Many years later I saw Rififi courtesy of one of Criterion’s typically pristine transfers and saw that there is nothing particularly weird or mysterious about the movie, except that it’s always weird and mysterious when a good movie gets made. The lighting in Rififi is crisp and lush, even occasionally pedestrian. The difference with the new transfer was that I could see the faces of the people in the narrative and witness the director’s skill with actors. With a name like Jules Dassin, I assumed that the director was an off-brand French gangster-movie director, the guy French producers went to when they couldn’t get Jean-Pierre Melville.

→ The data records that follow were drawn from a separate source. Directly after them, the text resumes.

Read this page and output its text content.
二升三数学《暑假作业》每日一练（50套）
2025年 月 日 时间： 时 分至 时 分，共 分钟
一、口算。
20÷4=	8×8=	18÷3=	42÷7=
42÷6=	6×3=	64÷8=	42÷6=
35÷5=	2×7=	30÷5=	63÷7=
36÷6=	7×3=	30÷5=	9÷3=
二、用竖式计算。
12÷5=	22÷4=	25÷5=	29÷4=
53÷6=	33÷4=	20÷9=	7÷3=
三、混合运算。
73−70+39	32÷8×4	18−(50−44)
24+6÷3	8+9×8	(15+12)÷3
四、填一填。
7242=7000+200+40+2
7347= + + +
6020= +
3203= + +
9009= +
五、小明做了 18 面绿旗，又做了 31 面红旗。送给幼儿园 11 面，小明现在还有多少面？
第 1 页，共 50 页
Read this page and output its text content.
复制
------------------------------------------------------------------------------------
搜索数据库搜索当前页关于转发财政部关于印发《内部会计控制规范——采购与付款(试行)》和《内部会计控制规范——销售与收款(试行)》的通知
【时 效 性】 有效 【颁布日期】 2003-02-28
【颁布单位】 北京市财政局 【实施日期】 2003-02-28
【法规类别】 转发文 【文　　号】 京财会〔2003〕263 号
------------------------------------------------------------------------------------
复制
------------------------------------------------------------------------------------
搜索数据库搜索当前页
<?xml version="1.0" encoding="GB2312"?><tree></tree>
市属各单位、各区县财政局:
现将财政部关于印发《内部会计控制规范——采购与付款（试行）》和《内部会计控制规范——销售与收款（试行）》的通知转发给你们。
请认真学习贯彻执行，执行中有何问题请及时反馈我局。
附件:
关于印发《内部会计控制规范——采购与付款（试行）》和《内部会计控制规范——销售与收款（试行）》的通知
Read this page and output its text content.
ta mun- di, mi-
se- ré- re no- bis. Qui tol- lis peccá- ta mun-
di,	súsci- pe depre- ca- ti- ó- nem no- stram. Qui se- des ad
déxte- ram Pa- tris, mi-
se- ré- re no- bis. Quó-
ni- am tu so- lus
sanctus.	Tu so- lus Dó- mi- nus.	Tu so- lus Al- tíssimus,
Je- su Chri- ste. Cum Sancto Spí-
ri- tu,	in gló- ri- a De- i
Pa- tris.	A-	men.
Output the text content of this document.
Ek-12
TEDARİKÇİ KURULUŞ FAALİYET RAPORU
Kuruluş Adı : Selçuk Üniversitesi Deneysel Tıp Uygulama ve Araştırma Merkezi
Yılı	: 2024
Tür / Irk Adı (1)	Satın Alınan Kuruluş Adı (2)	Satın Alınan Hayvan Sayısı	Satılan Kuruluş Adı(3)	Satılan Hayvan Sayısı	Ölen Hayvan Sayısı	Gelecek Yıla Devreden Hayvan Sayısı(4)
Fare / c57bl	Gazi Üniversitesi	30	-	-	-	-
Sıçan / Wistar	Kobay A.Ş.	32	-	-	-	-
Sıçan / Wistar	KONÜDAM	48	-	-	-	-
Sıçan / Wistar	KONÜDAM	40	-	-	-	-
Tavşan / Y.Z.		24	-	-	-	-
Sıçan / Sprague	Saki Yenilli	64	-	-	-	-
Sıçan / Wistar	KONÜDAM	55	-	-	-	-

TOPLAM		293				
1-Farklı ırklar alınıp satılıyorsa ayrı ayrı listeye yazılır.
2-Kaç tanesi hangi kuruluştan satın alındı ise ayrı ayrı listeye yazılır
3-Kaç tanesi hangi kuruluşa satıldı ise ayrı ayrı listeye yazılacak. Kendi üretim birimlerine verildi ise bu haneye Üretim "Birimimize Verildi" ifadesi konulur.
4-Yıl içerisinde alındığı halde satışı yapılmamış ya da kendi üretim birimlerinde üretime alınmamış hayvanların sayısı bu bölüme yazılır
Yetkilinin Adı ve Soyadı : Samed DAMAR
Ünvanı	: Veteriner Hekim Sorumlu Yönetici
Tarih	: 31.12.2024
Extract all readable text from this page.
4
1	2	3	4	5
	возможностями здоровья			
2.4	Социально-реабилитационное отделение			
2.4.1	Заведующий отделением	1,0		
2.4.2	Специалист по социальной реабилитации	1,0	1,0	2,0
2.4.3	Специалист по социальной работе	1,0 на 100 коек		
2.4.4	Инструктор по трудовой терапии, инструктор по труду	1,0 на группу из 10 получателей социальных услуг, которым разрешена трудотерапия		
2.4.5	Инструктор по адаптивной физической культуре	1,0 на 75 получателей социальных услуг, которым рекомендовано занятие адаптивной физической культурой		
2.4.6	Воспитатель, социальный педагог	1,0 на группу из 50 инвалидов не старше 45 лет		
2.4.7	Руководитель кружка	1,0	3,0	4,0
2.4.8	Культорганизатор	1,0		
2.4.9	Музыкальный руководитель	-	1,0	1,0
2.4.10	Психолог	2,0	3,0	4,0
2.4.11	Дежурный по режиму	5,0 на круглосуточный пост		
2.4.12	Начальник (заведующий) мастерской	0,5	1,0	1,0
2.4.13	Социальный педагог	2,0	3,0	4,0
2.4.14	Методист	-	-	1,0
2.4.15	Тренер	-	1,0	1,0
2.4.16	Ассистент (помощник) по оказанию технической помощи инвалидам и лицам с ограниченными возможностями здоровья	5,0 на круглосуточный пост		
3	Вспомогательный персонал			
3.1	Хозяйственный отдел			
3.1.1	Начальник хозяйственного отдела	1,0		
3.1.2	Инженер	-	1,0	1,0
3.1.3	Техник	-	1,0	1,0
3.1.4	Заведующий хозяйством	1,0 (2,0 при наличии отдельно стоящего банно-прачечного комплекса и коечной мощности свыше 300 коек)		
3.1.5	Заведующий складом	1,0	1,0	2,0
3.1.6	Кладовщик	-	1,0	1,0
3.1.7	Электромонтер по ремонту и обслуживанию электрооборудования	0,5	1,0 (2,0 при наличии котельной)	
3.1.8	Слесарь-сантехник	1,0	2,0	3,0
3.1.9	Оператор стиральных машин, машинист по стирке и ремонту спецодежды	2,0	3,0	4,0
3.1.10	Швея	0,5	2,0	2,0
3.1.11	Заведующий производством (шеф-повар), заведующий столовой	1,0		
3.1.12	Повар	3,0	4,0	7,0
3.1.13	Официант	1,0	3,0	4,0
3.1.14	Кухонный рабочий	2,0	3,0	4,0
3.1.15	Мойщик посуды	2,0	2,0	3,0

I was wrong — Dassin was an American, working in France when the McCarthyites chased him out. Rififi remains a classic, and I have also hugely enjoyed Brute Force and Naked City. Topkapi is a movie whose charms elude me, but I look forward to watching Night and the City, starring the just-now-deceased Richard Widmark. I don’t necessarily believe in an afterlife, but it comforts me to think of Heaven like a kind of Valhalla, where whatever you were good at on Earth you get to do forever in the next world. In this case, I assume that Widmark, having signed on to star in some afterworld production, requested his favorite director or threatened to cross the street to make the movie with the competing studio.